Fact: The 1988 carbon 14 dating used invalid samples snipped from a discrete medieval repair. Furthermore, kinetics constants for the loss of vanillin from lignin indicates that the cloth is at least twice as old as the dates determined by the carbon 14 dating with the faulty samples.

By some estimates, from examination of documenting photographs, there is sufficient new thread (about 60%) to allow adjusting the cloth's date to approximately the first century.

Fact: The images are formed by a brownish, complex conjugated carbon substance within a carbohydrate layer of starch fractions no thicker than 1/100 the diameter of a human hair.

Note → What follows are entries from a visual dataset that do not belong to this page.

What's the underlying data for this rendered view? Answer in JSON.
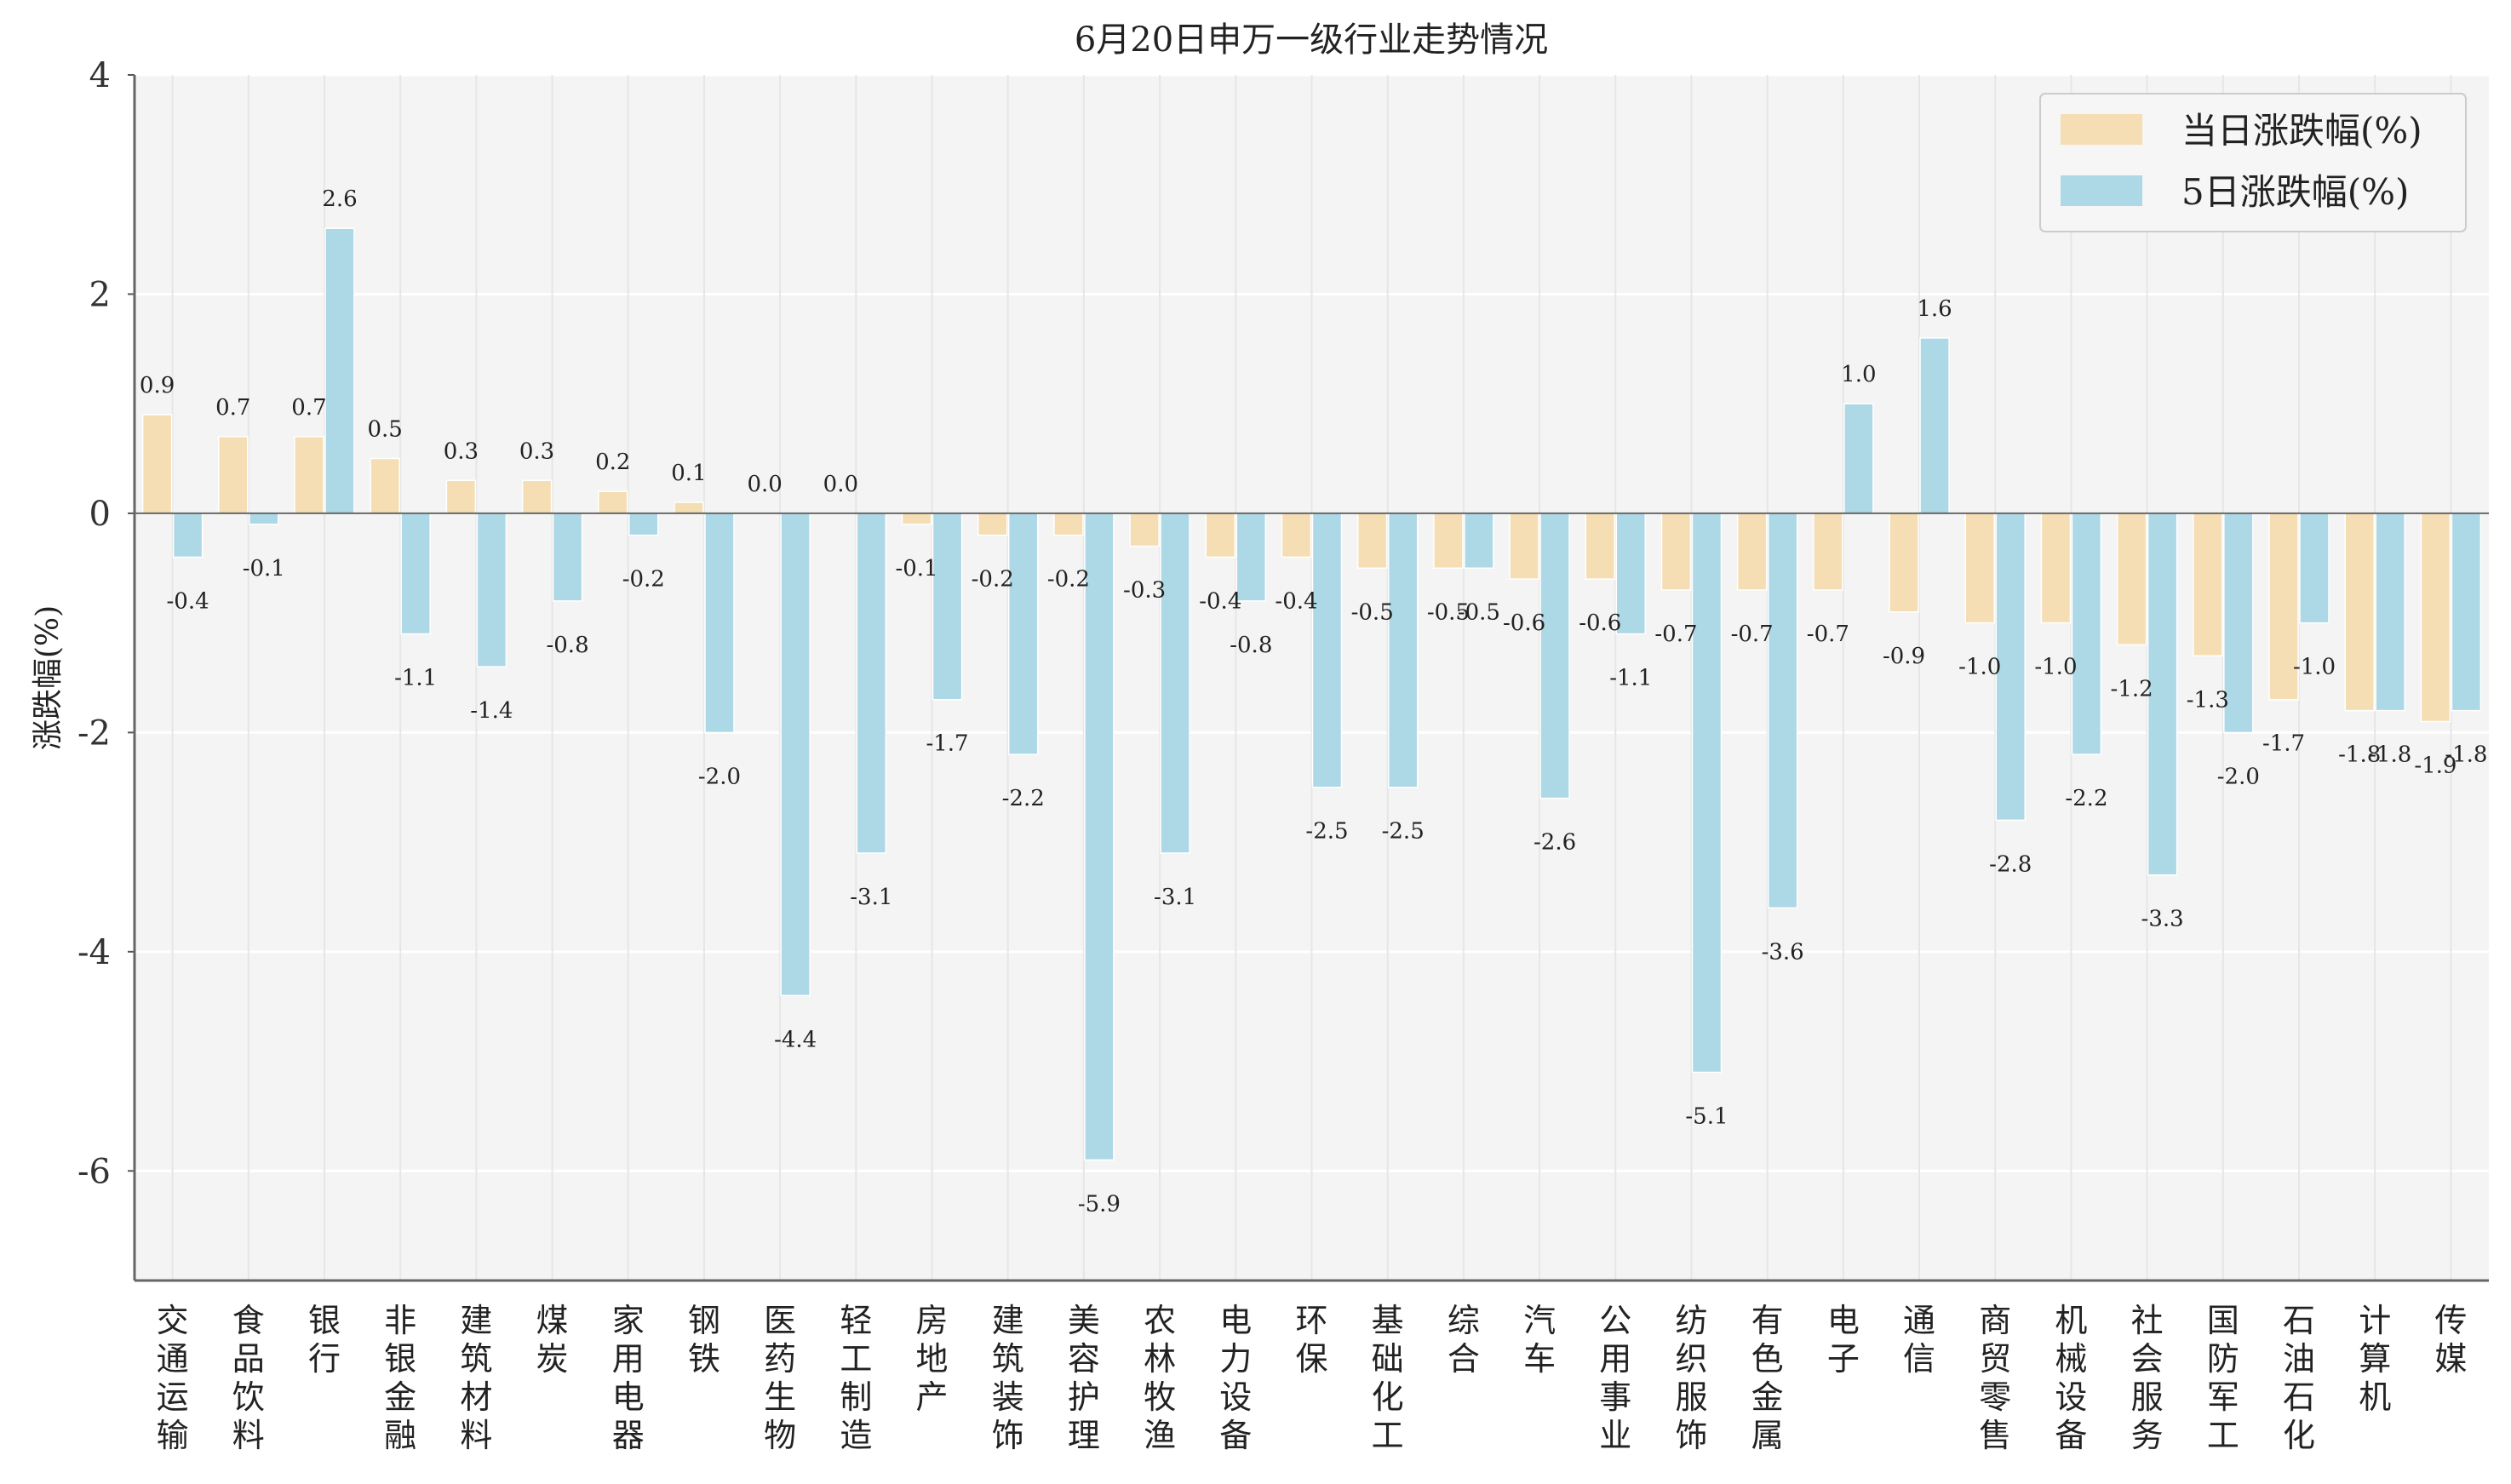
{
  "chart_data": {
    "type": "bar",
    "title": "6月20日申万一级行业走势情况",
    "xlabel": "",
    "ylabel": "涨跌幅(%)",
    "ylim": [
      -7,
      4
    ],
    "yticks": [
      -6,
      -4,
      -2,
      0,
      2,
      4
    ],
    "grid": true,
    "legend_position": "top-right",
    "categories": [
      "交通运输",
      "食品饮料",
      "银行",
      "非银金融",
      "建筑材料",
      "煤炭",
      "家用电器",
      "钢铁",
      "医药生物",
      "轻工制造",
      "房地产",
      "建筑装饰",
      "美容护理",
      "农林牧渔",
      "电力设备",
      "环保",
      "基础化工",
      "综合",
      "汽车",
      "公用事业",
      "纺织服饰",
      "有色金属",
      "电子",
      "通信",
      "商贸零售",
      "机械设备",
      "社会服务",
      "国防军工",
      "石油石化",
      "计算机",
      "传媒"
    ],
    "series": [
      {
        "name": "当日涨跌幅(%)",
        "color": "#f5deb3",
        "values": [
          0.9,
          0.7,
          0.7,
          0.5,
          0.3,
          0.3,
          0.2,
          0.1,
          0.0,
          0.0,
          -0.1,
          -0.2,
          -0.2,
          -0.3,
          -0.4,
          -0.4,
          -0.5,
          -0.5,
          -0.6,
          -0.6,
          -0.7,
          -0.7,
          -0.7,
          -0.9,
          -1.0,
          -1.0,
          -1.2,
          -1.3,
          -1.7,
          -1.8,
          -1.9
        ]
      },
      {
        "name": "5日涨跌幅(%)",
        "color": "#add8e6",
        "values": [
          -0.4,
          -0.1,
          2.6,
          -1.1,
          -1.4,
          -0.8,
          -0.2,
          -2.0,
          -4.4,
          -3.1,
          -1.7,
          -2.2,
          -5.9,
          -3.1,
          -0.8,
          -2.5,
          -2.5,
          -0.5,
          -2.6,
          -1.1,
          -5.1,
          -3.6,
          1.0,
          1.6,
          -2.8,
          -2.2,
          -3.3,
          -2.0,
          -1.0,
          -1.8,
          -1.8
        ]
      }
    ]
  }
}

The images are probably the product of an amino/carbonyl reaction.

Fact: The bloodstains are real blood. The blood is unusually red for old blood.

The blood probably stayed red and did not turn black as blood normally does because trace chemicals found in the starch fractions are hemolytic. Also, the blood is rich in bilirubin, a bile pigment produced when a human body is under severe traumatic stress. Bilirubin is bright red and stays red.

Fact: There is a faint, superficial face image on the back of the cloth.

This supports the hypothesis of an amino/carbonyl reaction.

Fact: There are sufficient descriptive historical records to suggest that the Shroud of Turin is the Edessa cloth (ca. before 544 to 944 CE) and the Bucoleon Palace grave cloth of Constantinople (ca. 944 - 1204).

Fragmentary evidence suggests that the Edessa Cloth originated in Jerusalem in the 1st century and that it is the burial cloth of Jesus of Nazareth.